Cover

Prolog

 

 

 

 

 

 

Fünfzehn, dreißig, fünfundvierzig, voll,

die Zeiger meiner schnieken Uhr dreh‘n sich wie toll

Sie zeigen zuverlässig mir

Minuten und Sekunden

verlassen kann man sich darauf

für viele ungezählte Stunden

Nur wenn das Uhrwerk eines bösen Tages bricht entzwei,

dann ist’s mit hochgelobter Präzision gar rasch vorbei…

 

 

Bleistift

 

 

Die kaputte Uhr

 

 

 Die meisten moderen Uhren an den vereisten Handgelenken von tödlich verunglückten, oder erfrorenen Bergsteiger am Mount Everest überleben ihren Besitzer um Längen. Zumindest so lange bis ein extremer Frost in dieser, auch für Uhren lebensfeindlichen Höhe irgendwann tief in der eiskalten Bergnacht die interne Batterie knackt und somit auch die Elektronik inside ihren Geist aufgeben lässt. Solarbetriebene Armbanduhren hingegen könnten unter bestimmten Umständen nach Sonnenaufgang selbst an erfrorenen Bergsteigern wieder zu kurzzeitigem Leben erweckt werden, wenn die energiereichen Strahlen der Sonne das freiliegende Display erreichen und somit auch die Photovoltaik wieder in Gang setzen können. Wir reden hier allerdings vom Konjunktiv, »könnten«...

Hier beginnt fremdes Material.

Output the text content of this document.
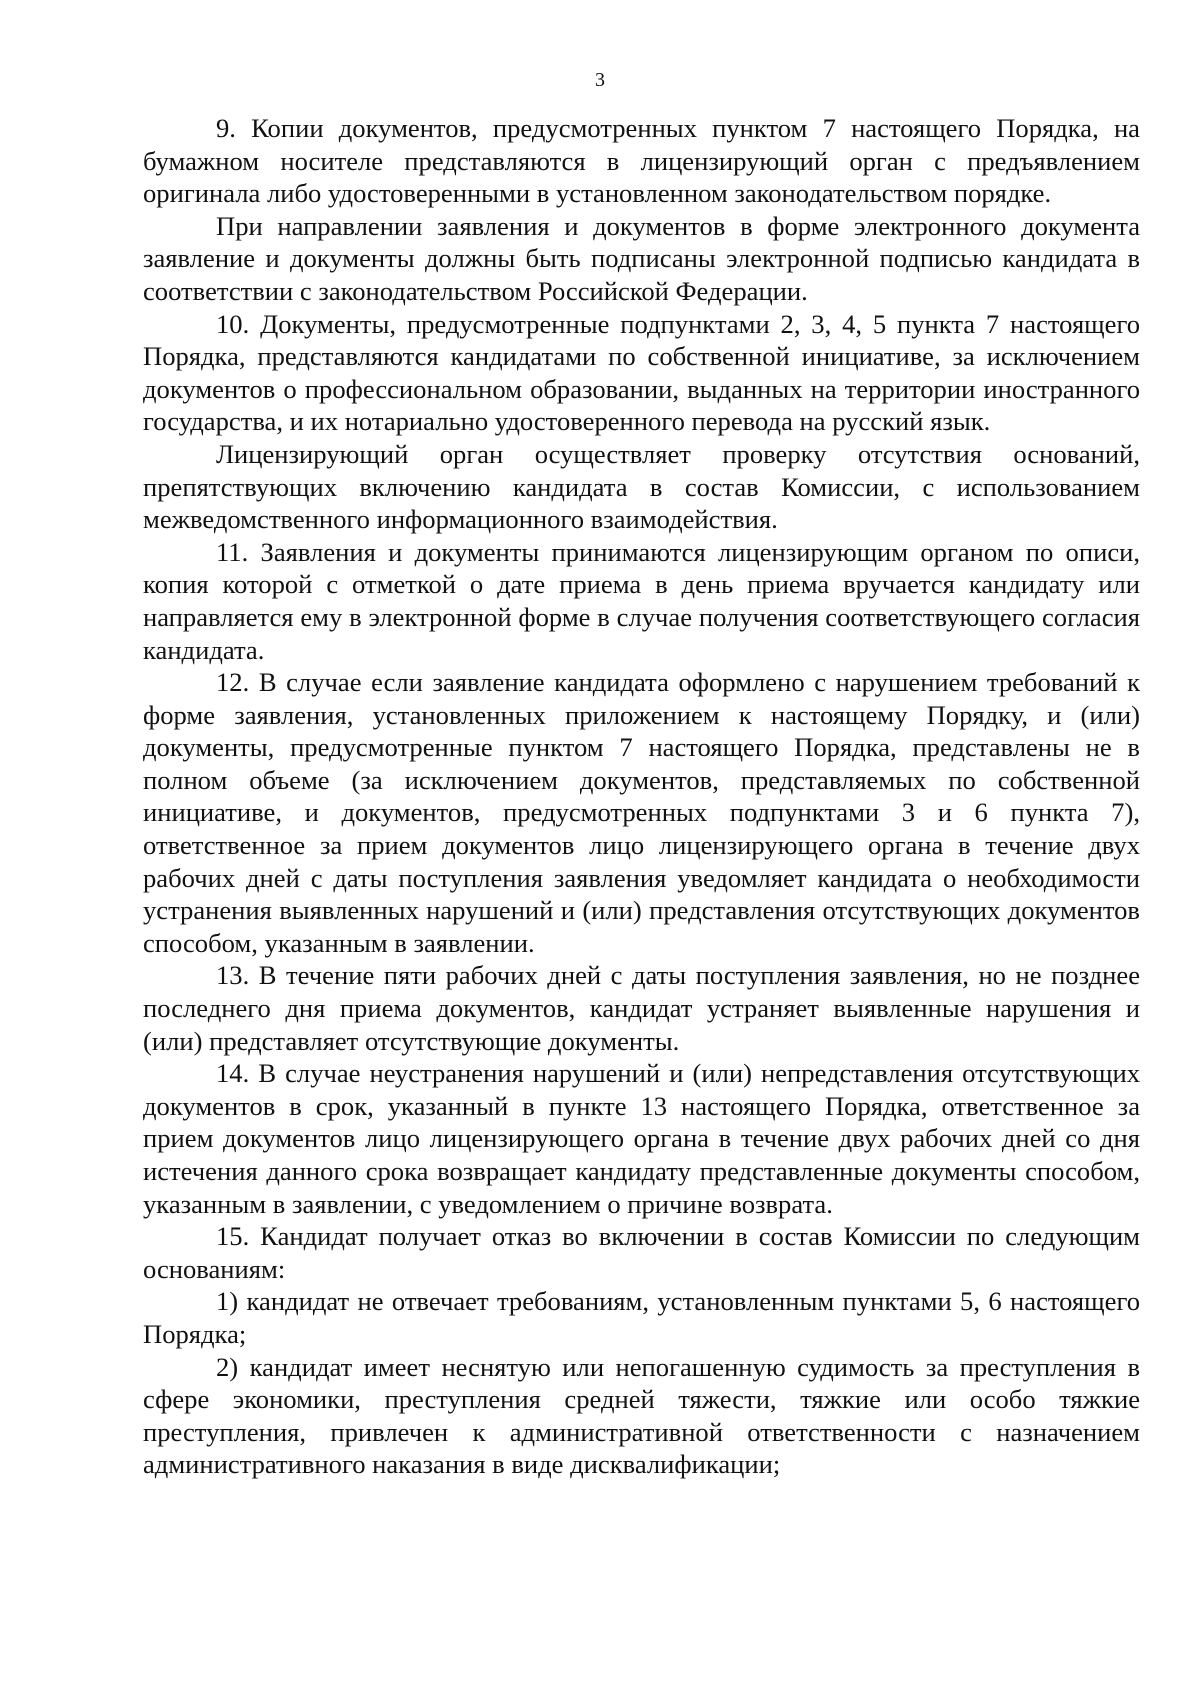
3

9. Копии документов, предусмотренных пунктом 7 настоящего Порядка, на бумажном носителе представляются в лицензирующий орган с предъявлением оригинала либо удостоверенными в установленном законодательством порядке.

При направлении заявления и документов в форме электронного документа заявление и документы должны быть подписаны электронной подписью кандидата в соответствии с законодательством Российской Федерации.

10. Документы, предусмотренные подпунктами 2, 3, 4, 5 пункта 7 настоящего Порядка, представляются кандидатами по собственной инициативе, за исключением документов о профессиональном образовании, выданных на территории иностранного государства, и их нотариально удостоверенного перевода на русский язык.

Лицензирующий орган осуществляет проверку отсутствия оснований, препятствующих включению кандидата в состав Комиссии, с использованием межведомственного информационного взаимодействия.

11. Заявления и документы принимаются лицензирующим органом по описи, копия которой с отметкой о дате приема в день приема вручается кандидату или направляется ему в электронной форме в случае получения соответствующего согласия кандидата.

12. В случае если заявление кандидата оформлено с нарушением требований к форме заявления, установленных приложением к настоящему Порядку, и (или) документы, предусмотренные пунктом 7 настоящего Порядка, представлены не в полном объеме (за исключением документов, представляемых по собственной инициативе, и документов, предусмотренных подпунктами 3 и 6 пункта 7), ответственное за прием документов лицо лицензирующего органа в течение двух рабочих дней с даты поступления заявления уведомляет кандидата о необходимости устранения выявленных нарушений и (или) представления отсутствующих документов способом, указанным в заявлении.

13. В течение пяти рабочих дней с даты поступления заявления, но не позднее последнего дня приема документов, кандидат устраняет выявленные нарушения и (или) представляет отсутствующие документы.

14. В случае неустранения нарушений и (или) непредставления отсутствующих документов в срок, указанный в пункте 13 настоящего Порядка, ответственное за прием документов лицо лицензирующего органа в течение двух рабочих дней со дня истечения данного срока возвращает кандидату представленные документы способом, указанным в заявлении, с уведомлением о причине возврата.

15. Кандидат получает отказ во включении в состав Комиссии по следующим основаниям:

1) кандидат не отвечает требованиям, установленным пунктами 5, 6 настоящего Порядка;

2) кандидат имеет неснятую или непогашенную судимость за преступления в сфере экономики, преступления средней тяжести, тяжкие или особо тяжкие преступления, привлечен к административной ответственности с назначением административного наказания в виде дисквалификации;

In jedem Fall aber gilt, kein noch so namhafter Markenhersteller jener modernen Hi-Tech-Zeitmesser übernimmt unter diesen Umständen definitiv eine Garantie für eine optimale Funktionalität seiner eigenen Produkte, selbst wenn sich diese Geräte rein zeitlich gesehen, sogar noch in einem Garantie-Modus befinden sollten. Denn dafür sind auch die robustesten aller vom erfinderischen Menschen erdachten Zeitmessinstrumente einfach nicht erschaffen worden, um solchen höchst ungewöhnlichen Extrembedingungen dauerhaft widerstehen zu können. Wie halt der Mensch eben auch, aber sei‘s drum, allen und jedem kann man es ohnehin nicht recht machen. Allerdings würde wohl auch niemand auf die hirnrissige Idee kommen, einem am Mount Everest erfrorenen Bergsteiger auch noch dessen Chronometer abzunehmen, das Ding einzustecken, um es nach einem Abstieg aus achttausend Meter Höhe zuhause in eine Uhrmacherwerkstatt zu schaffen und obendrein noch eine schriftlich verbriefte Garantiereparatur zu verlangen, dreist wenn er für das beanstandete Produkt einen gültigen Kassenzettel vorlegen könnte...

Nun denn, so finden wir uns also damit ab, dass jener Chronograph vermutlich für alle Zeiten an der vereisten Leiche jenes tödlich verunglückten Bergsteigers verbleiben und wohl auch für jeden noch so wohlmeinenden Uhrmacher zu einem nie zu klärenden Mysterium werden wird...

 

 

Das Dilemma

 

Nun gibt es aber durchaus auch andere Situationen, als die eben geschilderte, in der eine völlig normale Armbanduhr, ohne jemals diesen widrigen Bedingungen ausgesetzt zu sein, die Grätsche machen kann und für den gedachten Zweck, nämlich einer am Handgelenk zu tragenden Armbanduhr definitiv nicht mehr zu gebrauchen ist. Dreist wenn man sogar einen gültigen Kassenzettel mit einem noch sechs Monate währenden Garantieanspruch vorlegen kann, so wird man kaum in die Lage versetzt werden diese Uhr überhaupt noch tragen zu können. Es sei denn man langt selber ordentlich in das eigene Portemonnaie und finanziert sich diese recht kostspielige Reparatur auf eigene Rechnung...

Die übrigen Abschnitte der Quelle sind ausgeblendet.